I have volumes currently being used in an lxd 3.0 container. They’re zfs datasets, and the issue is about uid/gid mapping. The files in the dataset all have uid/gids like 1011001, 101002, and so on. The newer version of lxd uses 1000000 for a uid/gid offset instead of 100000 like in lxd 3. Using the migration tools are not really an option because of the number of files involved; one of the datasets has somewhere between 150 and 200 million files, and the migration process pretty much always breaks while it’s (I think?) rewriting the UID/GIDs to match the new offset.
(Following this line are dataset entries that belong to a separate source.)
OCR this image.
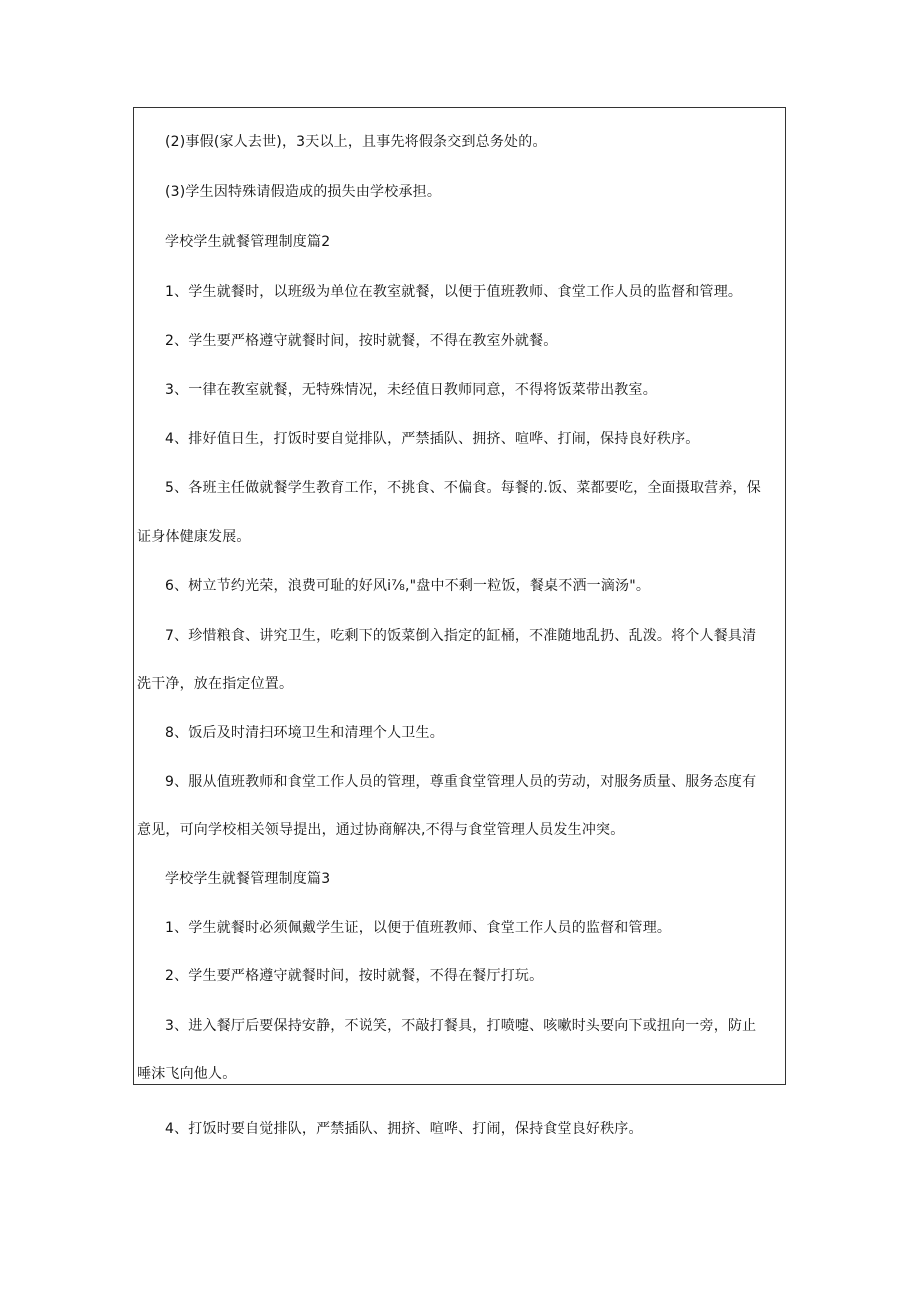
(2)事假(家人去世)，3天以上，且事先将假条交到总务处的。
(3)学生因特殊请假造成的损失由学校承担。
学校学生就餐管理制度篇2
1、学生就餐时，以班级为单位在教室就餐，以便于值班教师、食堂工作人员的监督和管理。
2、学生要严格遵守就餐时间，按时就餐，不得在教室外就餐。
3、一律在教室就餐，无特殊情况，未经值日教师同意，不得将饭菜带出教室。
4、排好值日生，打饭时要自觉排队，严禁插队、拥挤、喧哗、打闹，保持良好秩序。
5、各班主任做就餐学生教育工作，不挑食、不偏食。每餐的.饭、菜都要吃，全面摄取营养，保
证身体健康发展。
6、树立节约光荣，浪费可耻的好风i⅞,"盘中不剩一粒饭，餐桌不洒一滴汤"。
7、珍惜粮食、讲究卫生，吃剩下的饭菜倒入指定的缸桶，不准随地乱扔、乱泼。将个人餐具清
洗干净，放在指定位置。
8、饭后及时清扫环境卫生和清理个人卫生。
9、服从值班教师和食堂工作人员的管理，尊重食堂管理人员的劳动，对服务质量、服务态度有
意见，可向学校相关领导提出，通过协商解决,不得与食堂管理人员发生冲突。
学校学生就餐管理制度篇3
1、学生就餐时必须佩戴学生证，以便于值班教师、食堂工作人员的监督和管理。
2、学生要严格遵守就餐时间，按时就餐，不得在餐厅打玩。
3、进入餐厅后要保持安静，不说笑，不敲打餐具，打喷嚏、咳嗽时头要向下或扭向一旁，防止
唾沫飞向他人。
4、打饭时要自觉排队，严禁插队、拥挤、喧哗、打闹，保持食堂良好秩序。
I have considered a few things, including trying to tell the new containers to use a different offset, but they seem to end up trying to traverse the file system and changing them all, which experience and estimates tell us will take between a week or two, which is not acceptable for the live service that these datasets are used for.
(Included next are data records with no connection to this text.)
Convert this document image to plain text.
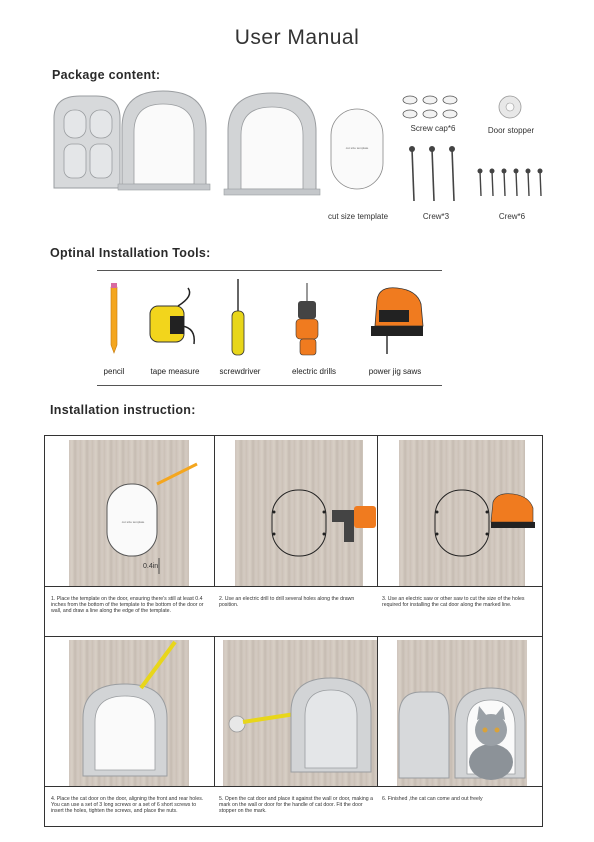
User Manual
Package content:
cut size template
cut size template
Screw cap*6	Door stopper
Crew*3	Crew*6
Optinal Installation Tools:
pencil	tape measure	screwdriver	electric drills	power jig saws
Installation instruction:
cut size template
0.4in
1. Place the template on the door, ensuring there's still at least 0.4 inches from the bottom of the template to the bottom of the door or wall, and draw a line along the edge of the template.
2. Use an electric drill to drill several holes along the drawn position.
3. Use an electric saw or other saw to cut the size of the holes required for installing the cat door along the marked line.
4. Place the cat door on the door, aligning the front and rear holes. You can use a set of 3 long screws or a set of 6 short screws to insert the holes, tighten the screws, and place the nuts.
5. Open the cat door and place it against the wall or door, making a mark on the wall or door for the handle of cat door. Fit the door stopper on the mark.
6. Finished ,the cat can come and out freely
Is there a way for me to use say shiftfs to fix this? I’ve tried enabling shiftfs, but it doesn’t seem to result in leaving the actual filesystem alone; eventually I see “remapping filesystem” and then it just grinds to a halt on the rock of trying to change so many files.

Thoughts?

Cheers,

Jack

Yeah, as your source container was already shifted, using shiftfs or VFS idmap shifting won’t help as it would need to first be unshifted anyway…

When you say it’s a volume, do you mean a custom storage volume managed by LXD, so external to the instance? I think your best bet probably is to have the instance itself start with its new map. Then tweak the volume config to make LXD think it’s using the correct map. Confirm that the instance starts up properly and sees the volume, albeit with broken uid/gid.

If that all looks good, then I’d do the long process of shifting manually on the host by using fuidshift. It’s the exact same logic LXD has, but running as a separate command which makes it a bit easier to do dry-run and to see what’s going on.